As far as operation goes, Wisconsin allows "anyone with a Class D valid drivers license" to drive mopeds on roadways in the state.  However, it "is not legal to operate a moped with only a valid instruction permit (temps)".  They agency also makes allowances for people who "don't otherwise qualify for a drivers license due to physical challenges" to apply for a Special Restricted License that would allow you to operate them.

In regards to the actual moped itself, it must be registered with the State of Wisconsin in order to be operated on roadways - similar to a car or truck.

So - where can you operate a moped in Wisconsin?  This is the area where you need to be careful to make sure you are following the laws.

Wisconsin driving laws allow for the following:

"You may ride your model on any roadway except freeways or roads where mopeds are specifically prohibited.  You may not operate a moped on sidewalks, along fence lines, or off the traveled surface of the roadway."

That issue about freeways is a surprise to some people.  Even though top speed for a moped is a lot less than highway speed, I have personally witnessed mopeds traveling along I-35 in the Twin Ports.  In fact, I once saw a moped crossing the Blatnik Bridge - which would definitely be against the law.

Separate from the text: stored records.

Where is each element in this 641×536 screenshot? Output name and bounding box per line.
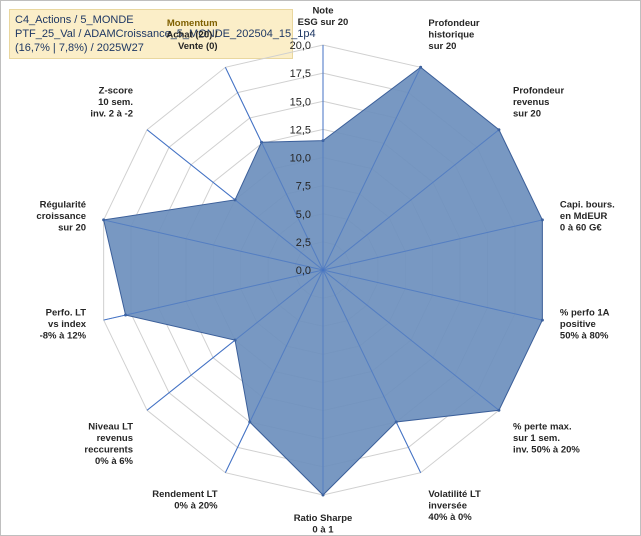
chart-title-box: C4_Actions / 5_MONDE PTF_25_Val / ADAMCr… [9, 9, 316, 59]
r-tick-label: 15,0 [290, 96, 311, 108]
axis-spoke-overlay-11 [103, 269, 324, 321]
axis-spoke-overlay-14 [224, 67, 324, 271]
r-tick-label: 0,0 [296, 265, 311, 277]
axis-label-13: Z-score 10 sem. inv. 2 à -2 [90, 85, 133, 119]
axis-label-14: Momentum Achat (20) / Vente (0) [166, 18, 218, 52]
axis-spoke-overlay-5 [322, 269, 543, 321]
axis-label-3: Profondeur revenus sur 20 [513, 85, 564, 119]
axis-spoke-overlay-2 [322, 67, 422, 271]
axis-spoke-overlay-3 [322, 129, 500, 271]
axis-label-10: Niveau LT revenus reccurents 0% à 6% [84, 422, 133, 468]
axis-label-7: Volatilité LT inversée 40% à 0% [428, 489, 481, 523]
r-tick-label: 5,0 [296, 209, 311, 221]
title-line-1: C4_Actions / 5_MONDE [15, 14, 134, 26]
axis-label-9: Rendement LT 0% à 20% [152, 489, 218, 512]
axis-label-11: Perfo. LT vs index -8% à 12% [40, 308, 87, 342]
r-tick-label: 12,5 [290, 124, 311, 136]
axis-spoke-overlay-4 [322, 219, 543, 271]
axis-label-12: Régularité croissance sur 20 [36, 199, 86, 233]
axis-spoke-overlay-7 [322, 269, 422, 473]
axis-spoke-overlay-10 [146, 269, 324, 411]
axis-label-6: % perte max. sur 1 sem. inv. 50% à 20% [513, 422, 580, 456]
axis-spoke-overlay-6 [322, 269, 500, 411]
r-tick-label: 17,5 [290, 68, 311, 80]
axis-label-1: Note ESG sur 20 [298, 6, 349, 29]
axis-spoke-overlay-9 [224, 269, 324, 473]
title-line-2: PTF_25_Val / ADAMCroissance_5_MONDE_2025… [15, 28, 316, 40]
axis-label-4: Capi. bours. en MdEUR 0 à 60 G€ [560, 199, 615, 233]
axis-label-8: Ratio Sharpe 0 à 1 [294, 513, 353, 536]
axis-label-2: Profondeur historique sur 20 [428, 18, 479, 52]
axis-label-5: % perfo 1A positive 50% à 80% [560, 308, 610, 342]
r-tick-label: 10,0 [290, 153, 311, 165]
axis-spoke-overlay-13 [146, 129, 324, 271]
r-tick-label: 20,0 [290, 40, 311, 52]
title-line-3: (16,7% | 7,8%) / 2025W27 [15, 42, 144, 54]
r-tick-label: 2,5 [296, 237, 311, 249]
r-tick-label: 7,5 [296, 181, 311, 193]
axis-spoke-overlay-12 [103, 219, 324, 271]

Here are a few other restrictions and considerations about legal operation of mopeds - direct from the Wisconsin DMV website:

  • Mopeds are subject to all traffic laws - just like any other motor vehicle
  • Traffic signals and stop signs must be obeyed
  • The operator of a moped must yield to pedestrians in crosswalks
  • School zone etiquette (i.e. slowing down, not passing school buses with the stop arm out, etc) applies
  • Mopeds are entitled to a full traffic lane
  • A moped can be operated on a bike path - as long as there are no signs specifically prohibiting them
  • Parking:  Mopeds can park in a spot that is designated for other motor vehicles.  However they can also utilize bicycle racks - even sidewalks, as long as there are no signs specifically prohibiting them
  • Mopeds are designed to transport only one person.  It is illegal in the State of Wisconsin to carry a passenger on a moped

A few final notes about mopeds and their operation:  Wisconsin does not require helmets to be worn while operating one.  But they do require that mopeds meet federal emission, safety, and equipment standards.  Brakes, lights, and turn signals must be operational.